Moon Express Demonstrates Mini-Radar Lunar Landing System

MOUNTAIN VIEW, Calif., Aug. 24, 2011 /PRNewswire/ — Moon Express, a Google Lunar X PRIZE contender, announced today that it has successfully demonstrated a critical component of its lunar landing technology to NASA under its Innovative Lunar Demonstration Data (ILDD) Program contract. The Moon Express Mini-Radar System promises to radically reduce the cost and mass of the company’s commercial lunar landing system. NASA has reviewed and accepted the Moon Express Mini-Radar data package, satisfying the requirements of the $500K First Task Order under the company’s $10M commercial lunar data contract.

Silicon Valley-based Moon Express was one of only three U.S. companies awarded the first Task Order under NASA’s ILDD program. Under the task order, NASA agreed to purchase data resulting from the successful test and demonstration of the company’s state-of-the-art Mini-Radar sensor, a critical component of its lunar landing system.

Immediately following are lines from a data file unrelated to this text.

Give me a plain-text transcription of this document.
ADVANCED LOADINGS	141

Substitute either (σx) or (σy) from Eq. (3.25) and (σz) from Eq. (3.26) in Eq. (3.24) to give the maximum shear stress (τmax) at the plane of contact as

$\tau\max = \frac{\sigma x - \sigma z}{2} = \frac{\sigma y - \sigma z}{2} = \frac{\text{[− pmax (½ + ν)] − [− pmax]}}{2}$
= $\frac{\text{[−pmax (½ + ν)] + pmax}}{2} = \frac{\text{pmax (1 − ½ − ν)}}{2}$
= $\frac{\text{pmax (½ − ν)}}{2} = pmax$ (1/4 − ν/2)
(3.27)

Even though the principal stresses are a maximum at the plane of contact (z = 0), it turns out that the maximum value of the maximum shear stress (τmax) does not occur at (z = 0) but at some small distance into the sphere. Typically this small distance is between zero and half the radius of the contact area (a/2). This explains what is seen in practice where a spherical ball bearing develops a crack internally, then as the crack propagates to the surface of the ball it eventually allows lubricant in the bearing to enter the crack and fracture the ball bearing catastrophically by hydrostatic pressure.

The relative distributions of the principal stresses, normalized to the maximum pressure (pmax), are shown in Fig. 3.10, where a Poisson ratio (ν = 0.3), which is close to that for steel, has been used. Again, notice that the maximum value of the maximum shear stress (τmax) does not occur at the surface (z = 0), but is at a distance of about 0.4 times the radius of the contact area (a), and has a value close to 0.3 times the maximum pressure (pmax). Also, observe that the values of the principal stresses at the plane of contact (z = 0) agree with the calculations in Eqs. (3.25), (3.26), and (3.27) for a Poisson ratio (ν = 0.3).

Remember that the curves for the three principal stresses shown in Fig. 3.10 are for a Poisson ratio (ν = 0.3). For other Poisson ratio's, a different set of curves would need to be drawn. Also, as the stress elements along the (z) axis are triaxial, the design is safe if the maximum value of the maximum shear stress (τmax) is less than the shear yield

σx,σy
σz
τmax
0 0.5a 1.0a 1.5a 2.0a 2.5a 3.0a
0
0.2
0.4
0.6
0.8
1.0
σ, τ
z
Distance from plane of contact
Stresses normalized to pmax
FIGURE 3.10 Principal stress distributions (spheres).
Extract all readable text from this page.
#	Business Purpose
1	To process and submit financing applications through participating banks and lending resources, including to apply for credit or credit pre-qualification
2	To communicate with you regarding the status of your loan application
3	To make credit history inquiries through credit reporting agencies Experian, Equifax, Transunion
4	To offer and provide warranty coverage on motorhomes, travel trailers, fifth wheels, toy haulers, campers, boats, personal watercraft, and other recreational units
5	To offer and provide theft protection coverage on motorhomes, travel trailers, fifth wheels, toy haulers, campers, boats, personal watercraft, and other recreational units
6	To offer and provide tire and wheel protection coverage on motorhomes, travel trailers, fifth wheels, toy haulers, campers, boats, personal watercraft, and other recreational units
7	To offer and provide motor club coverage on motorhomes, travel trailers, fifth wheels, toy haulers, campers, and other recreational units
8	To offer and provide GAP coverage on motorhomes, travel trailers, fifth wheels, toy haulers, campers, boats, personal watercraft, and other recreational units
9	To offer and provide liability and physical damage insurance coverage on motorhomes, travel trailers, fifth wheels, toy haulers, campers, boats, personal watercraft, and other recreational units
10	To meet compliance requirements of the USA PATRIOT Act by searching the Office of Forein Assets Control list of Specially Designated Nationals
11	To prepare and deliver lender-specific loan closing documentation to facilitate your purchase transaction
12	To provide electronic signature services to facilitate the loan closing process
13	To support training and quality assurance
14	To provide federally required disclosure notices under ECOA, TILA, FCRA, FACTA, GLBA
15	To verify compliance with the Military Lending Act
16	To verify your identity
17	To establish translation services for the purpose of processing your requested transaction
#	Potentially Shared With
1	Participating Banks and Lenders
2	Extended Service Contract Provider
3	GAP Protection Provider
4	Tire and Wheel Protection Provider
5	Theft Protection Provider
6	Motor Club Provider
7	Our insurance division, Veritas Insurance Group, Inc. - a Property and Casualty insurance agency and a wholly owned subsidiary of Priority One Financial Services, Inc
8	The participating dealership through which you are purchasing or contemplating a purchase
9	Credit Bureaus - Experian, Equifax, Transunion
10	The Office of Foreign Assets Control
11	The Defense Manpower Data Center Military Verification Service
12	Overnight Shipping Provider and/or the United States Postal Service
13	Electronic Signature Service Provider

Radar provides autonomous landing spacecraft with crucial ranging information to the surface and has been one of the most challenging and high risk elements of all lander systems. Radar systems have also been historically very expensive in terms of dollars, mass and energy. As part of its risk reduction engineering activities, Moon Express initiated a program to continue the development, test and space qualification of an innovative, low cost, low mass, low energy radar concept invented by Stellar Exploration that showed great promise through progressive developments under NASA Small Business Innovation and Research (SBIR) programs. The Moon Express investment significantly advanced the radar technology toward spaceflight readiness.

The testing and space validation of the Mini-Radar involved multiple units subjected to a series of laboratory and field testing. These included multiple dynamic tests on the Lunar Lander Test Vehicle, developed in partnership with NASA, and long range tests on the Zeppelin ‘Eureka’, owned and operated by Airship Ventures, which took the Mini-Radar on flight tests down the California coast and at the Oshkosh Airshow. Additional environmental testing in thermal-vacuum and vibration chambers proved the ruggedness of the Mini-Radar design for spaceflight.